If the FE side needs to use the created file, SmallFileMgr will directly save the data in FE memory as a local file, store it in the specified directory, and return the local file path for use.

If the BE side needs to use the created file, BE will download the file content to the specified directory on BE through FE’s HTTP interface api/get_small_file for use. At the same time, BE also records the information of the files that have been downloaded in memory. When BE requests a file, it first checks whether the local file exists and verifies it. If the validation passes, the local file path is returned directly. If the validation fails, the local file is deleted and downloaded from FE again. When BE restarts, local files are preloaded into memory.

Use restrictions

Because the file meta-information and content are stored in FE memory. So by default, only files with size less than 1MB can be uploaded. And the total number of files is limited to 100. The configuration items described in the next section can be modified.

Relevant configuration

  1. FE configuration
  • Small_file_dir: The path used to store uploaded files, defaulting to the small_files/ directory of the FE runtime directory.

  • max_small_file_size_bytes: A single file size limit in bytes. The default is 1MB. File creation larger than this configuration will be rejected.

  • max_small_file_number: The total number of files supported by a Doris cluster. The default is 100. When the number of files created exceeds this value, subsequent creation will be rejected.

    If you need to upload more files or increase the size limit of a single file, you can modify the max_small_file_size_bytes and max_small_file_number parameters by using the ADMIN SET CONFIG command.
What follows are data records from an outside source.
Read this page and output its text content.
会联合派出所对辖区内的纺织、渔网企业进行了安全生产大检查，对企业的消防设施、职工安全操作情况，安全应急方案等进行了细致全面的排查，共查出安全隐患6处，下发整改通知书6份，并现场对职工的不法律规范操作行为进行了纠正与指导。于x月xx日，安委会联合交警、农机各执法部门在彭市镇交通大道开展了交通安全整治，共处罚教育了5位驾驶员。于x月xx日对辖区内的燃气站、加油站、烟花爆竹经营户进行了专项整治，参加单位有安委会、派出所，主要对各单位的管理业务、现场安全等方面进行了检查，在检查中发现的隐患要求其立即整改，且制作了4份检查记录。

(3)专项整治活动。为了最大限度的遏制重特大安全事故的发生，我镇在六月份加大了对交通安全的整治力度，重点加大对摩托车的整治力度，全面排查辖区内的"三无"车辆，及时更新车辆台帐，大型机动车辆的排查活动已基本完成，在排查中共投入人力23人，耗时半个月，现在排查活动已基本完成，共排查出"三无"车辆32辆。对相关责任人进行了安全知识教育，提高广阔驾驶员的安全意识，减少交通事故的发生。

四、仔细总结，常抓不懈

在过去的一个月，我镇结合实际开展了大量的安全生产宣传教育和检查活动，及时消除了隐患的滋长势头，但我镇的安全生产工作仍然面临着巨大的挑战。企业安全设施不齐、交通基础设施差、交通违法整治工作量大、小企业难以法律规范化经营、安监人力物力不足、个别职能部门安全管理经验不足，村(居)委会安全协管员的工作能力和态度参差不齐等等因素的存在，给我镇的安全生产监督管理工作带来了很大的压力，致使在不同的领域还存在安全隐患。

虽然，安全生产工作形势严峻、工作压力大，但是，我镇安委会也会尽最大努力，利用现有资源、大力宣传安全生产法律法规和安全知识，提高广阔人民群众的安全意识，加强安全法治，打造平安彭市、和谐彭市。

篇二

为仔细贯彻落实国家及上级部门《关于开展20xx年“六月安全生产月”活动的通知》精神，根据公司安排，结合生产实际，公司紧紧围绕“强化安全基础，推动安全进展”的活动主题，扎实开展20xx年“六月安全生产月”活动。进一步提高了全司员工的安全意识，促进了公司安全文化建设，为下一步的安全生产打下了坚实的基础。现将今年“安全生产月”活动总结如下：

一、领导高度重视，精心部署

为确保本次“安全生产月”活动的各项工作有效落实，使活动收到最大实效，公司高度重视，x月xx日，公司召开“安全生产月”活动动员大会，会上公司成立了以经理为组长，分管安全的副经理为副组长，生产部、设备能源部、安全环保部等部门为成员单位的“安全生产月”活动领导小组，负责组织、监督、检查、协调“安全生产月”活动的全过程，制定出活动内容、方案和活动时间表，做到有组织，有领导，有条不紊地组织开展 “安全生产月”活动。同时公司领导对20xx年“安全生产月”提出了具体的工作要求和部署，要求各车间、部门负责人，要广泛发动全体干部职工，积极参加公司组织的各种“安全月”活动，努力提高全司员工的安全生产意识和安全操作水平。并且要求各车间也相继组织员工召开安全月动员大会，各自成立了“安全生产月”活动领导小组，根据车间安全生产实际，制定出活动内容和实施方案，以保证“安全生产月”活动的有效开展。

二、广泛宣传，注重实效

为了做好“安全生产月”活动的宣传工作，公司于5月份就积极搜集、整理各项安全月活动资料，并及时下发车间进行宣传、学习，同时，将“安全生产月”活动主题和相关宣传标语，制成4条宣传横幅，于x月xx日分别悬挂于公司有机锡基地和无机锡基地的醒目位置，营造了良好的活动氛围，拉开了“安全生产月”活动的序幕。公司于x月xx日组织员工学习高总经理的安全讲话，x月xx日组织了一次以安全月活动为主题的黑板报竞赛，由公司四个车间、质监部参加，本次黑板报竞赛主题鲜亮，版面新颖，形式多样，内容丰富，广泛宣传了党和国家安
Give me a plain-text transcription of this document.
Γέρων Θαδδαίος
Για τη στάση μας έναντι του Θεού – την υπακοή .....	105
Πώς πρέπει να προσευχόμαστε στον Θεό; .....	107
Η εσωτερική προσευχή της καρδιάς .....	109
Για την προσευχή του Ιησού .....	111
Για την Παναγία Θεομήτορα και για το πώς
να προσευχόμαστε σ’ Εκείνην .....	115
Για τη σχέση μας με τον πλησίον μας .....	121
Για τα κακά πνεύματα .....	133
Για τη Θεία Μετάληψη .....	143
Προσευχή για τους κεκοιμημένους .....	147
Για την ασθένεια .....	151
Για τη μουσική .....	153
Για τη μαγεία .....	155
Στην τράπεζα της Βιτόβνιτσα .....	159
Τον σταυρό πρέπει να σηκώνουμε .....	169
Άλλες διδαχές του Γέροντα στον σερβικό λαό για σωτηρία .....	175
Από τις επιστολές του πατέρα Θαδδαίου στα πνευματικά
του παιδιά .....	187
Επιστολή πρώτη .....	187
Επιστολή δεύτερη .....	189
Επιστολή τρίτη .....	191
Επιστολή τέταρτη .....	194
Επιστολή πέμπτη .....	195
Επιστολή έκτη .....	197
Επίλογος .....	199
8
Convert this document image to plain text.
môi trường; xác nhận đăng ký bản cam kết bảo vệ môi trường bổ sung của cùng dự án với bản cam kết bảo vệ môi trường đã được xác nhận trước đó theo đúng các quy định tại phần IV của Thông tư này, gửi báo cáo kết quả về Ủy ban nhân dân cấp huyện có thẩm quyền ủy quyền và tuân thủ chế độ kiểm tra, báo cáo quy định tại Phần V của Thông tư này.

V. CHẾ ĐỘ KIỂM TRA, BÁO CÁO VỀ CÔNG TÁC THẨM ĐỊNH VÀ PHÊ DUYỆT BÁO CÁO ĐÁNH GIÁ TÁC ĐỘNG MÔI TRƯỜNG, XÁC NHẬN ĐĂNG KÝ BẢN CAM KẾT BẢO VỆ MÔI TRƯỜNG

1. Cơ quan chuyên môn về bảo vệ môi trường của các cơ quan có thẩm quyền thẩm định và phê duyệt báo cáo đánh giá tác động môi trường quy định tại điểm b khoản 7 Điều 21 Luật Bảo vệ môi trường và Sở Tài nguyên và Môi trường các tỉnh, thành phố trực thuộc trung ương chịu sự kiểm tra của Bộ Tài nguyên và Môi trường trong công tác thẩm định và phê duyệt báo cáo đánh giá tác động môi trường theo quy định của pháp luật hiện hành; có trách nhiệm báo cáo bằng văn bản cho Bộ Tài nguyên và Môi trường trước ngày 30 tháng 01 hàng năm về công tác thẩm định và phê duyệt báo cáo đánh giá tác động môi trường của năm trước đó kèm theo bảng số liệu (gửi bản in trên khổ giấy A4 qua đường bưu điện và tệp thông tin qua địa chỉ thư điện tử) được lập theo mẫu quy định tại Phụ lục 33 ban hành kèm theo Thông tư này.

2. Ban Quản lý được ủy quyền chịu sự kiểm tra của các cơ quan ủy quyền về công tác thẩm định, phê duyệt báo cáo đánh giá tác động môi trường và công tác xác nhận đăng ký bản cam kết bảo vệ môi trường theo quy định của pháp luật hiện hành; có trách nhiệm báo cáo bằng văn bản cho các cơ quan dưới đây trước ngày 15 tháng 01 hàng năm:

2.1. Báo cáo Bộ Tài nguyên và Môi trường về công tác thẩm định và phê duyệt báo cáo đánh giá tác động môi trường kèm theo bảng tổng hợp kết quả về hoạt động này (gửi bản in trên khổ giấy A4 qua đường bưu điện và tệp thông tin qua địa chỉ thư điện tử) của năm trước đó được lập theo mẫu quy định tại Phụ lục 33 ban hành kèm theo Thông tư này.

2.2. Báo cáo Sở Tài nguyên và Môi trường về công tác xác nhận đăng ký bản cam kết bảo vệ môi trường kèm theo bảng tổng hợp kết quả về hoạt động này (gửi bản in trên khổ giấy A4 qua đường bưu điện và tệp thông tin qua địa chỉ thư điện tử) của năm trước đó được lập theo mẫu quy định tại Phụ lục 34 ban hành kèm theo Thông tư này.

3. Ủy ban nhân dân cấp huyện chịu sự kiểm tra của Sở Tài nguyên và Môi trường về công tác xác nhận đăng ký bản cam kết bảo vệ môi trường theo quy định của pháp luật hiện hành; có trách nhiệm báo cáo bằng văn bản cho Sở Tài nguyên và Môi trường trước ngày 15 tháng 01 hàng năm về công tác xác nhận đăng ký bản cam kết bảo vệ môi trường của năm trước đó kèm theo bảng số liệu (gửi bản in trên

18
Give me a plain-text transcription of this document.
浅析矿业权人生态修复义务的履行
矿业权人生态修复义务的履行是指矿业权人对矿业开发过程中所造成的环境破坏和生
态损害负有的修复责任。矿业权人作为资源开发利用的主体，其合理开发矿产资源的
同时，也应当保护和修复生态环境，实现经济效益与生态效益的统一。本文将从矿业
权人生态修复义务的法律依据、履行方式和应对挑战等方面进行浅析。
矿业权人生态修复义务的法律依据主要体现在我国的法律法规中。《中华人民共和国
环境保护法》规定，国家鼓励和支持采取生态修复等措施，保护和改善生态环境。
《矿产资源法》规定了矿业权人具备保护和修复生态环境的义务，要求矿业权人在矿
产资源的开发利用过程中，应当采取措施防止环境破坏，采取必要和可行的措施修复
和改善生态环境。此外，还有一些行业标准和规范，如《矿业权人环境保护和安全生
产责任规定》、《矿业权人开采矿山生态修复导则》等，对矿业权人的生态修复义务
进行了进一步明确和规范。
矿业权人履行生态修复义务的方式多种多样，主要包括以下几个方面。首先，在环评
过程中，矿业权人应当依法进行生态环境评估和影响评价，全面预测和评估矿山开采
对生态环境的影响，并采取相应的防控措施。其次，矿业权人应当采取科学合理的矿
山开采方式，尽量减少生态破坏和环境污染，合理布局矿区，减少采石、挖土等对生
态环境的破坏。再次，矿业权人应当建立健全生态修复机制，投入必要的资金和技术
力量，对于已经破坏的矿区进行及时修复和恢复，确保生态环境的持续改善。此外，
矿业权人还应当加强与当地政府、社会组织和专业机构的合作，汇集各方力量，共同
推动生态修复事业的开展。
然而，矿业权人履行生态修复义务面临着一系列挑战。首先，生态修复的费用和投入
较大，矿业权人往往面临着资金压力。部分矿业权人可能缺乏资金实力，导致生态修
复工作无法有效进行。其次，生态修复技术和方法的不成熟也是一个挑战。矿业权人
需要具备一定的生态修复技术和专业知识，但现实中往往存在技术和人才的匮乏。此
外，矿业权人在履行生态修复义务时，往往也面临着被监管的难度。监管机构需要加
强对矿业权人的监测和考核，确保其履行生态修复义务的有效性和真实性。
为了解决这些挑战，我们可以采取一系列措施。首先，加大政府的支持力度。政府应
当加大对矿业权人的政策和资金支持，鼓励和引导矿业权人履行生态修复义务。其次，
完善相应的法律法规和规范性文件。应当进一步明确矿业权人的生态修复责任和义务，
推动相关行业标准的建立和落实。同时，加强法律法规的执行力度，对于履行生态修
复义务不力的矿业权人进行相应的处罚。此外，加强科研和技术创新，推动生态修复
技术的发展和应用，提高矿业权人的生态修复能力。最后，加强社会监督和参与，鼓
However, the increase in the number and size of files will lead to an increase in FE memory usage.

  1. BE configuration
  • Small_file_dir: The path used to store files downloaded from FE by default is in the lib/small_files/ directory of the BE runtime directory.

More Help

For more detailed syntax and best practices used by the file manager, see CREATE FILE, DROP FILE and SHOW FILE command manual, you can also enter HELP CREATE FILE, HELP DROP FILE and HELP SHOW FILE in the MySql client command line to get more help information.